Friday, April 6, 2012

The Fear and Wonder of Nature

Two men are sent into the wilderness to kill savage beasts. Liam Neeson hunts Alaskan wolves in the film The Grey. Willem Dafoe hunts a Tasmanian Tiger in the movie The Hunter. The blood on their hands greases the wheels of corporate machines, extracting oil and wood to fuel the cities where most of us employ clean hands to click on the Discovery Channel and call ourselves nature lovers.

One man slaughters his prey. Yet in losing his wonder, he knows he has lost his soul. Another man is devoured by animals. Yet in losing his fear, he discovers he has found his place. If we've actually started believing that the flashing lights of cyberspace are an authentic world, films like these can help us regain a little consciousness of reality. For many urban dwellers, stepping from the fabricated world into the real deal is like stepping ashore with Columbus - breathtaking yet terrifying.

Long before there was shopping, clubbing, banking or politicking, there was life, death, God, nature, man, woman, parent and child. If the latter seem less relevant in our daily existence than the former, we're in denial of the nature of existence. The 24-hour lights of Paris, Tokyo and New York blind us to sell us products all the days of our short fragile lives. However, the slowly and gently rising sun reminds us everyday to make peace with the cosmos. Surely, the greatest resource anyone can extract from this earth is wisdom.

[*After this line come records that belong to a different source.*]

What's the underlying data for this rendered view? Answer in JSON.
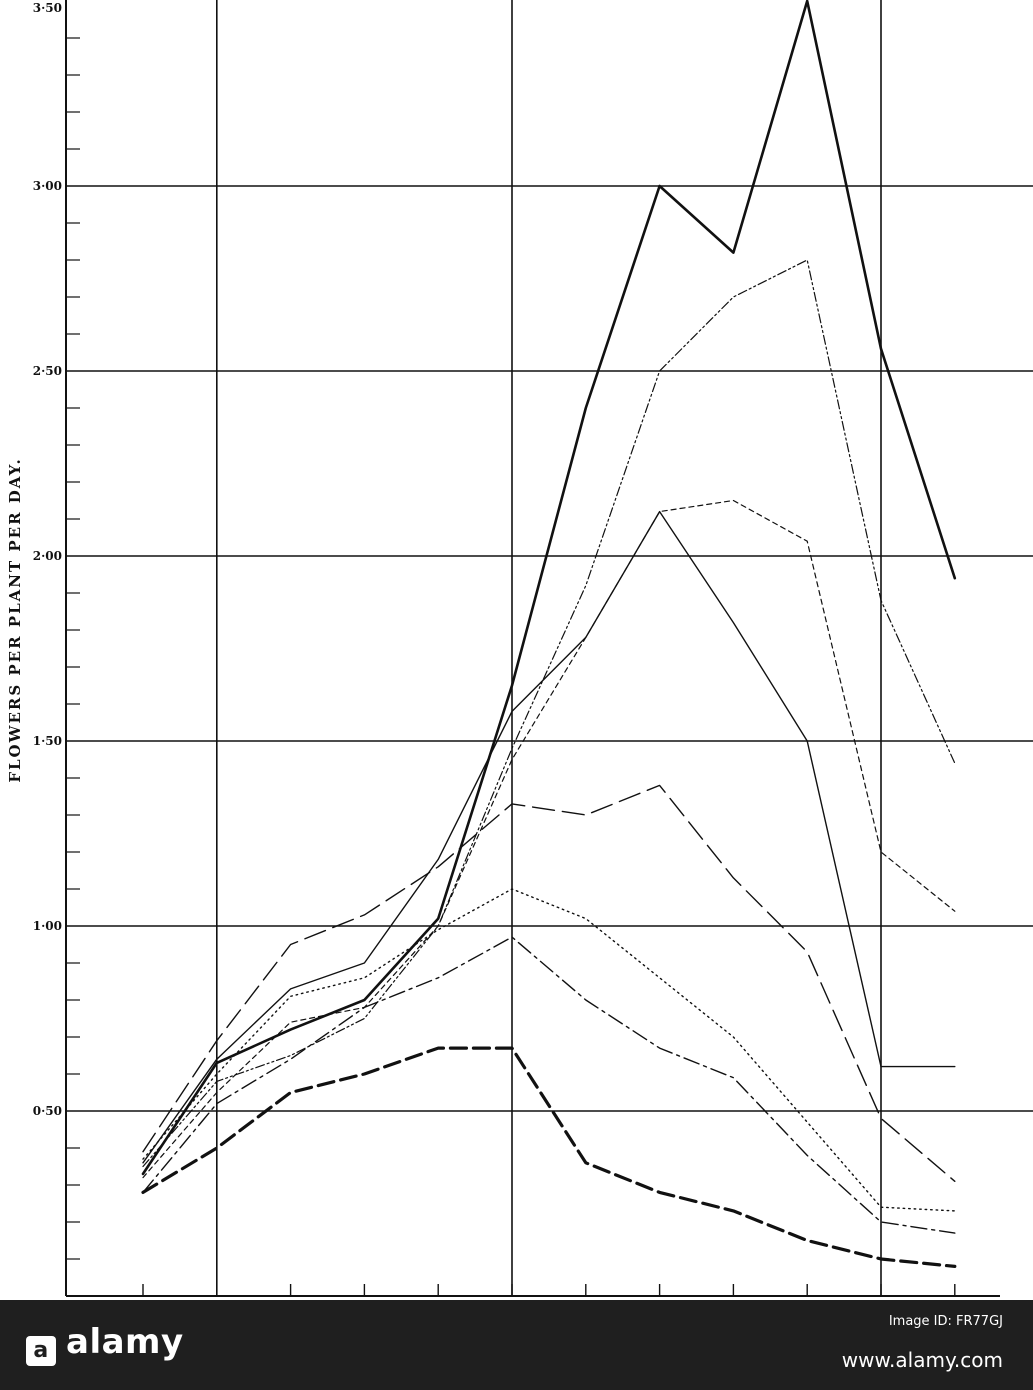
{
  "chart_data": {
    "type": "line",
    "title": "",
    "ylabel": "FLOWERS PER PLANT PER DAY.",
    "xlabel": "",
    "ylim": [
      0.0,
      3.5
    ],
    "y_tick_labels": [
      "0·50",
      "1·00",
      "1·50",
      "2·00",
      "2·50",
      "3·00",
      "3·50"
    ],
    "y_tick_values": [
      0.5,
      1.0,
      1.5,
      2.0,
      2.5,
      3.0,
      3.5
    ],
    "x_count": 12,
    "grid": true,
    "series": [
      {
        "style": "solid-heavy",
        "color": "#111111",
        "values": [
          0.33,
          0.63,
          0.72,
          0.8,
          1.02,
          1.65,
          2.4,
          3.0,
          2.82,
          3.5,
          2.56,
          1.94
        ]
      },
      {
        "style": "dash-dot-dot",
        "color": "#111111",
        "values": [
          0.35,
          0.58,
          0.65,
          0.75,
          1.0,
          1.48,
          1.92,
          2.5,
          2.7,
          2.8,
          1.88,
          1.44
        ]
      },
      {
        "style": "solid-thin",
        "color": "#111111",
        "values": [
          0.36,
          0.64,
          0.83,
          0.9,
          1.18,
          1.58,
          1.78,
          2.12,
          1.82,
          1.5,
          0.62,
          0.62
        ]
      },
      {
        "style": "short-dash",
        "color": "#111111",
        "values": [
          0.32,
          0.55,
          0.74,
          0.78,
          1.0,
          1.45,
          1.78,
          2.12,
          2.15,
          2.04,
          1.2,
          1.04
        ]
      },
      {
        "style": "long-dash",
        "color": "#111111",
        "values": [
          0.39,
          0.69,
          0.95,
          1.03,
          1.16,
          1.33,
          1.3,
          1.38,
          1.13,
          0.93,
          0.48,
          0.31
        ]
      },
      {
        "style": "dotted",
        "color": "#111111",
        "values": [
          0.37,
          0.6,
          0.81,
          0.86,
          0.99,
          1.1,
          1.02,
          0.86,
          0.7,
          0.47,
          0.24,
          0.23
        ]
      },
      {
        "style": "dash-dot",
        "color": "#111111",
        "values": [
          0.28,
          0.52,
          0.64,
          0.78,
          0.86,
          0.97,
          0.8,
          0.67,
          0.59,
          0.38,
          0.2,
          0.17
        ]
      },
      {
        "style": "heavy-dash",
        "color": "#111111",
        "values": [
          0.28,
          0.4,
          0.55,
          0.6,
          0.67,
          0.67,
          0.36,
          0.28,
          0.23,
          0.15,
          0.1,
          0.08
        ]
      }
    ]
  },
  "footer": {
    "brand": "alamy",
    "image_id": "Image ID: FR77GJ",
    "url": "www.alamy.com"
  }
}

This week, I set off hiking from Ixtlan de Juarez in Oaxaca into the surrounding mountains. I crunched over dry leaves and twigs until the sounds of human settlement vanished. I brushed through tall grasses and saplings till I had no sense of which direction I'd come from or which way I'd been going. I sat down on a rocky outcrop, just to fully experience that place and that moment. The wind hummed across the pines above me. Birds chirped and whistled in the meadow before me. I picked up a shiny brown acorn and ran my fingers over its silky smooth surface. I plucked out a long red blossom and sniffed at its subtle sweetness. When its fertile stamen tickled my nose, I smushed it open to reveal ivory-colored splashes like a Japanese print. Who travels farther: the person who goes from one airport to a nearly identical one across the planet or the one who sits still to open a flower and the door to another world?

Consider the lyrics of the old hippie song "Rocky Mountain High."
He walks in quiet solitude the forest and the streams, seeking grace in every step he takes. His sight has turned inside himself to try and understand the serenity of a clear blue mountain lake and the Colorado rocky mountain high. I've seen it raining fire in the sky. Talk to God and listen to the casual reply. 
Don't make or take any excuses for not uncovering your primal spiritual self. This is why you are here.

1 comment:

  1. I did get to see The Grey, and enjoyed it. I have heard of the Hunter; I'll have to look it up when it turns up in my area.